The Psycho Lover is one of countless low-budget sex thrillers that were the bread and butter of drive-in culture. History is littered with the filmic ghosts of gratuitous violence, questionable music cues, and bare-breasted go-go dancers. Does this one stand out from the pack? The answer is a resounding yes, thanks to above average proficiency both in front of and behind the camera.

To clarify, the film bears the hallmarks of low budget 70s filmmaking, warts and all. There are several long-winded sequences of blatant filler, namely the ones in which Alden cavorts with Stacy, first on a grass-sledding date (you read that correctly), then in a sculpture garden, and then in a couple of sex scenes. None of it really goes anywhere, but it’s a pleasure to watch, nonetheless. There’s an invigorating sense that writer/director Robert Vincent O’Neill is just throwing all of his creative weight at the wall and hoping everything sticks. “Oh, we have access to a ridiculous looking car with remote controlled doors? Sure, let’s throw it in. Should we be worried that we’re ripping off the plot of The Manchurian Candiate? It’s okay. Just have the characters themselves reference the movie.” And so on.

O’Neill confirmed as much in a post-screening Q&A, saying that his producers cared about little more than having enough nudity to entice audiences. The rest of the story was in his hands, and he took full advantage, as evidenced by the centerpiece of the film — the sequence in which Alden plants his murderous intent in Marco’s mind. It’s a six-minute fever dream complete with a blue-faced devil woman, jagged editing, and copious amounts of female flesh (obviously). It’s delightfully incongruous with the meandering pace of the rest of the film, but that’s just part of the free-wheeling charm.

Nobody goes into a movie like this expecting a master class in acting, so it’s a pleasant surprise to see that the three leads all carry themselves well. Lawrence Montaigne has a low-rent Steve McQueen vibe that serves him well, especially in his icy interactions with his wife, played by Jo Anne Meredith. Their scenes together are cordial, but the resentment is always brimming underneath the surface. It’s a subtle interaction, and not one that would normally be expected in a film of this ilk. Elizabeth Plumb carries herself with a naturalistic, down to earth charm as the young mistress, Stacey. She’s the girl next door who somehow wandered into a seedy exploitation film.

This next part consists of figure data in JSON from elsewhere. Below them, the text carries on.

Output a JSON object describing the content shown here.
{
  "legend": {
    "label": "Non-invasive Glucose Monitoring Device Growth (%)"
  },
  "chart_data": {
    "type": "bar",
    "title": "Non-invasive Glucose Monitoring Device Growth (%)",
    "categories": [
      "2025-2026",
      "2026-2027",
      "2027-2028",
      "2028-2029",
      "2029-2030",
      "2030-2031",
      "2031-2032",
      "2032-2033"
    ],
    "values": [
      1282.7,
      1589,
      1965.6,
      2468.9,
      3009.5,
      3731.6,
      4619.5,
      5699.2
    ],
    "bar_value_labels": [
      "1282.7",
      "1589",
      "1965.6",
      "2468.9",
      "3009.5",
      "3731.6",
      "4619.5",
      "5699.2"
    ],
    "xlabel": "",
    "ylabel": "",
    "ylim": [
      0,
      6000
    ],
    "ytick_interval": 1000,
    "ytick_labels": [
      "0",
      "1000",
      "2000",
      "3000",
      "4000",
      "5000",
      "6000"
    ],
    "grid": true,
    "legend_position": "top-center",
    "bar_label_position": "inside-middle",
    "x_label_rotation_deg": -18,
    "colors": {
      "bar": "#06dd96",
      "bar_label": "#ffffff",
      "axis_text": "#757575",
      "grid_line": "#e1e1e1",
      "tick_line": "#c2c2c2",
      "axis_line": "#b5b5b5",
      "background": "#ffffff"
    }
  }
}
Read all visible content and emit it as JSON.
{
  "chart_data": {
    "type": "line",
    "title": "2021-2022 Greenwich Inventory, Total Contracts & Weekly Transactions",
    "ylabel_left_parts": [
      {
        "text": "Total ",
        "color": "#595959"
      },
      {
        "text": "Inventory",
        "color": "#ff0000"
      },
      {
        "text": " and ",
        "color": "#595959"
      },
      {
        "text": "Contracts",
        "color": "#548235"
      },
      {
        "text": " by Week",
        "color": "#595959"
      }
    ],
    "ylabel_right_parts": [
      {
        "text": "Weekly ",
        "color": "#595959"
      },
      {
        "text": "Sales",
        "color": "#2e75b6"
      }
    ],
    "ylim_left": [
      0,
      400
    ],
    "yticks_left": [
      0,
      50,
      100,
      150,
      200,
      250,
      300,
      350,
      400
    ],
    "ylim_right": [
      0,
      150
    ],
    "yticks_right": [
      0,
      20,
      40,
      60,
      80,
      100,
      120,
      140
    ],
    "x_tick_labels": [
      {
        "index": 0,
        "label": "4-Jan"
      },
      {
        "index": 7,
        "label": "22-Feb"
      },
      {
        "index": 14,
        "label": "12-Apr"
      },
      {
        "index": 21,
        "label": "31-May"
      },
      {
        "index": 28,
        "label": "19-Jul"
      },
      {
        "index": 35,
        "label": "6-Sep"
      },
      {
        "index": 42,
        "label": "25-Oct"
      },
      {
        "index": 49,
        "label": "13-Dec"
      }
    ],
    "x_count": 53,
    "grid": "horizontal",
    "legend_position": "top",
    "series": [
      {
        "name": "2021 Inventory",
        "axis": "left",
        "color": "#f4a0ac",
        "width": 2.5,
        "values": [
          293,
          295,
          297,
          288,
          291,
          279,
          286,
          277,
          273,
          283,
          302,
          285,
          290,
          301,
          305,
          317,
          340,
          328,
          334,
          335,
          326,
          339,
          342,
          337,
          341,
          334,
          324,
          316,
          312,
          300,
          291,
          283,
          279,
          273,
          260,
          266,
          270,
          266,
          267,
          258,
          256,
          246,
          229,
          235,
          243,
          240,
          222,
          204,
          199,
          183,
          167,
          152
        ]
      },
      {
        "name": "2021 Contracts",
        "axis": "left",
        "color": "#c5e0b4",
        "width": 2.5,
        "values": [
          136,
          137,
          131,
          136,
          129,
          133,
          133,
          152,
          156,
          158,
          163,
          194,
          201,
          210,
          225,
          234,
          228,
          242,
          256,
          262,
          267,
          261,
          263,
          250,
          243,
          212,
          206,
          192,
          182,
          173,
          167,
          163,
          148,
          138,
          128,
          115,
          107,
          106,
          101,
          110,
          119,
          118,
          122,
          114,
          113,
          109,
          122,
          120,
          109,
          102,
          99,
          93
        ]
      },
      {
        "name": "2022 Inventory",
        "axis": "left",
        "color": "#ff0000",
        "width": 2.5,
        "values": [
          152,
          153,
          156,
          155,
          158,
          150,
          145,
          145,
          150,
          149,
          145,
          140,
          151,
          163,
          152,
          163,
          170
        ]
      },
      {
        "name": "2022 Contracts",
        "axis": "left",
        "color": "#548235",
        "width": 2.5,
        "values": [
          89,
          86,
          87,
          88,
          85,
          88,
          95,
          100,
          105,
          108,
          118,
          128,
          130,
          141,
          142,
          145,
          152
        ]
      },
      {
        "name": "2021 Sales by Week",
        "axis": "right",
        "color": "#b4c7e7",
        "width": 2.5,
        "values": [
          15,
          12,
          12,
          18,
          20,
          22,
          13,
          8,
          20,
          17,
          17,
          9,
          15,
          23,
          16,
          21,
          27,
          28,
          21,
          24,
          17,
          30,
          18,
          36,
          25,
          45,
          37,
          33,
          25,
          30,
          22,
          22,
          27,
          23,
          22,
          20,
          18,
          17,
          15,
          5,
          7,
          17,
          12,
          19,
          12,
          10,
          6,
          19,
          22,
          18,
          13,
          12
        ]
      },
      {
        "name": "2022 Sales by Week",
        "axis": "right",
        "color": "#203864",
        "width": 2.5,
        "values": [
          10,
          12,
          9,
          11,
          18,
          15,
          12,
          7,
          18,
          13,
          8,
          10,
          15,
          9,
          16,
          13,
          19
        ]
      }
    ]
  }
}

Special mention should be given to David Astor, who only appears in one scene as a gruff lunch counter owner attempting to interact with a dazed Marco. Another post-screening fact reveals that those scenes were pretty much all improvised, as the actor was a stand-up comedian who couldn’t do the same lines more than once. In keeping with his sensibility, though, O’Neill just rolled with it and let the man riff. The results are golden; Astor’s scene is easily one of the most memorable moments of the film.

The Psycho Lover is not a masterpiece by any stretch of the imagination, but it really is much better than it has any right to be — a remnant of time in which low-budget genre filmmaking still existed mostly on the fringes. Sometimes this could lead to duds best left forgotten, but other times the stars would align and bestow a buried treasure upon film-goers. It might be cheap and rough around the edges, but the ambition and creativity is visible in every frame. Most films don’t bear that distinction, regardless of budget, and for that alone The Psycho Lover should be recognized as an unearthed gem.